Cost of bioterror false alarms, anthrax hoaxes rises

Published 11 March 2009

The U.S. government has spent more than $50 billion since the 2001 anthrax attacks to beef up U.S. defenses against biological attacks; there has not been another attack so far, but the cost of hoaxes and false alarms is rising steeply

In the seven years since the fall 2001 anthrax attacks alleged to have been carried out by Bruce Ivins (see “Scientists Reveal How Culprit in 2001 Anthrax Attacks Was Found, 27 February 2009 HS Daily Wire), U.S. government agencies have spent more than $50 billion to beef up biological defenses.

Seattle Times’s Bob Drogin writes that no other anthrax attacks have occurred, but a flood of hoaxes and false alarms have raised the cost considerably through lost work, evacuations, decontamination efforts, first responders’ time, and the emotional distress of the victims.

This, experts say, is often the hoaxsters’ goal. “It’s easy, it’s cheap and very few perpetrators get caught,” said Leonard Cole, a political scientist at Rutgers University in Newark, New Jersey, who studies bioterrorism. “People do it for a sense of power.” Among the recent targets:

  • Nearly all 50 governors’ offices
  • About 100 U.S. embassies
  • 52 banks
  • Ticket booths at Disneyland
  • Mormon temples in Salt Lake City and Los Angeles
  • Town halls in Batavia, Ohio, and Ellenville, New York
  • A funeral home and a day-care center in Ocala, Florida
  • A sheriff’s office in Eagle, Colorado
  • Homes in Ely River, New Mexico

The FBI has investigated about 1,000 such “white-powder events” as possible terrorist threats since the start of 2007, spokesman Richard Kolko said. The bureau responds if a letter contains a written threat or is mailed to a federal official. In one recent case, emergency crews cleared and sealed a DHS office in Washington, D.C., after a senior official, who had received a package at home containing white powder and a dead fish, brought it to work for inspection. The contents proved harmless, a spokeswoman said.

Drogin writes that the FBI is trying to figure out who mailed about 150 letters late last year that contained powder and threatening notes. The envelopes were sent from the Dallas area to U.S. embassies abroad and most governors. One letter was addressed to former Massachusetts governor Mitt Romney, who left office two years ago. When it arrived in Boston, someone marked “return to sender” on the envelope and popped it back in the mail. The return address was the FBI office in El Paso, Texas.

White powder spilled out when an FBI clerk there opened it on 12 February. Officials emptied the Federal Justice Center, sending more than 300 FBI, Drug Enforcement Agency, and other law-enforcement personnel home. The powder was baking soda, said Mark White, an FBI spokesman in Dallas.
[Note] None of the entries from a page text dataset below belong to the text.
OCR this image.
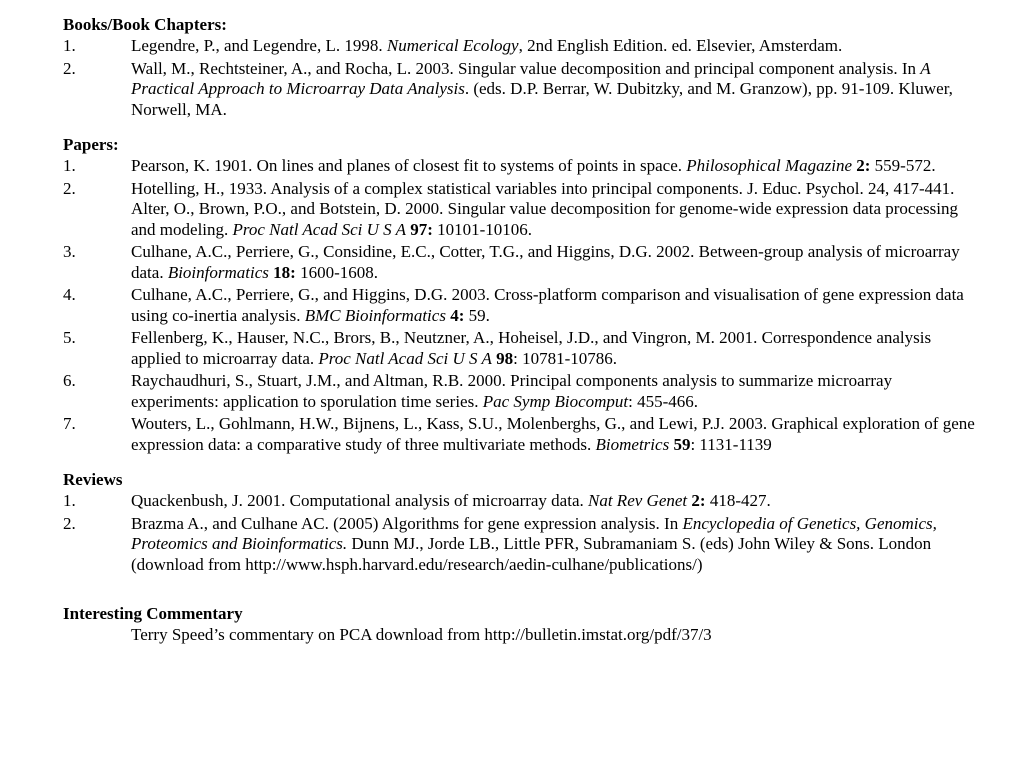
Books/Book Chapters:
1.	Legendre, P., and Legendre, L. 1998. Numerical Ecology, 2nd English Edition. ed. Elsevier, Amsterdam.
2.	Wall, M., Rechtsteiner, A., and Rocha, L. 2003. Singular value decomposition and principal component analysis. In A Practical Approach to Microarray Data Analysis. (eds. D.P. Berrar, W. Dubitzky, and M. Granzow), pp. 91-109. Kluwer, Norwell, MA.
Papers:
1.	Pearson, K. 1901. On lines and planes of closest fit to systems of points in space. Philosophical Magazine 2: 559-572.
2.	Hotelling, H., 1933. Analysis of a complex statistical variables into principal components. J. Educ. Psychol. 24, 417-441. Alter, O., Brown, P.O., and Botstein, D. 2000. Singular value decomposition for genome-wide expression data processing and modeling. Proc Natl Acad Sci U S A 97: 10101-10106.
3.	Culhane, A.C., Perriere, G., Considine, E.C., Cotter, T.G., and Higgins, D.G. 2002. Between-group analysis of microarray data. Bioinformatics 18: 1600-1608.
4.	Culhane, A.C., Perriere, G., and Higgins, D.G. 2003. Cross-platform comparison and visualisation of gene expression data using co-inertia analysis. BMC Bioinformatics 4: 59.
5.	Fellenberg, K., Hauser, N.C., Brors, B., Neutzner, A., Hoheisel, J.D., and Vingron, M. 2001. Correspondence analysis applied to microarray data. Proc Natl Acad Sci U S A 98: 10781-10786.
6.	Raychaudhuri, S., Stuart, J.M., and Altman, R.B. 2000. Principal components analysis to summarize microarray experiments: application to sporulation time series. Pac Symp Biocomput: 455-466.
7.	Wouters, L., Gohlmann, H.W., Bijnens, L., Kass, S.U., Molenberghs, G., and Lewi, P.J. 2003. Graphical exploration of gene expression data: a comparative study of three multivariate methods. Biometrics 59: 1131-1139
Reviews
1.	Quackenbush, J. 2001. Computational analysis of microarray data. Nat Rev Genet 2: 418-427.
2.	Brazma A., and Culhane AC. (2005) Algorithms for gene expression analysis. In Encyclopedia of Genetics, Genomics, Proteomics and Bioinformatics. Dunn MJ., Jorde LB., Little PFR, Subramaniam S. (eds) John Wiley & Sons. London (download from http://www.hsph.harvard.edu/research/aedin-culhane/publications/)
Interesting Commentary

Terry Speed’s commentary on PCA download from http://bulletin.imstat.org/pdf/37/3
The Justice Department was able to bring criminal charges in two other high-profile cases. Richard Goyette, 47, pleaded not guilty last Thursday in Amarillo, Texas, to charges of mailing 65 threatening letters to banks and other financial institutions in October. The envelopes contained white powder and a warning the recipient would die within ten days. In the second case, a federal grand jury in Sacramento, California, indicted Marc Keyser, 66, in November for allegedly mailing 120 hoax letters to newspapers, a member of Congress, a McDonald’s, a Starbucks and other targets.

In the past two fiscal years, records show, U.S. postal inspectors responded to more than 5,800 reports of letters and packages containing suspicious substances. Only a few-dozen cases have resulted in arrests.

Drogin notes that scientists disagree over whether the nation is more vulnerable to an anthrax attack today than it was in 2001. The U.S. Postal Service in 2003 installed devices to check for airborne pathogens or poisons at the nation’s 271 mail-processing and distribution centers. They have yet to detect a threat, said Peter Rendina, spokesman for the U.S. Postal Inspection Service.

Some experts fear that the boom in biodefense spending carries a danger. They worry that a tenfold increase in laboratories authorized to work with dangerous bio-agents increases the risk of leaks. The current figures:

  • There are 14 BSL-4 labs in the United States (6 already in operation; 3 completed but not yet operational; 5 under construction)
  • 15,000 U.S. scientists are authorized to work with deadly pathogens
  • More than 7,200 scientists are approved to work with anthrax

These critics say that by vastly increasing the number of researchers and labs authorized to handle deadly substances, the government has made the United States more vulnerable to bioterror attacks (see “Anti-bioterror Programs May Make U.S. More Vulnerable,” 14 November 2008 HS Daily Wire).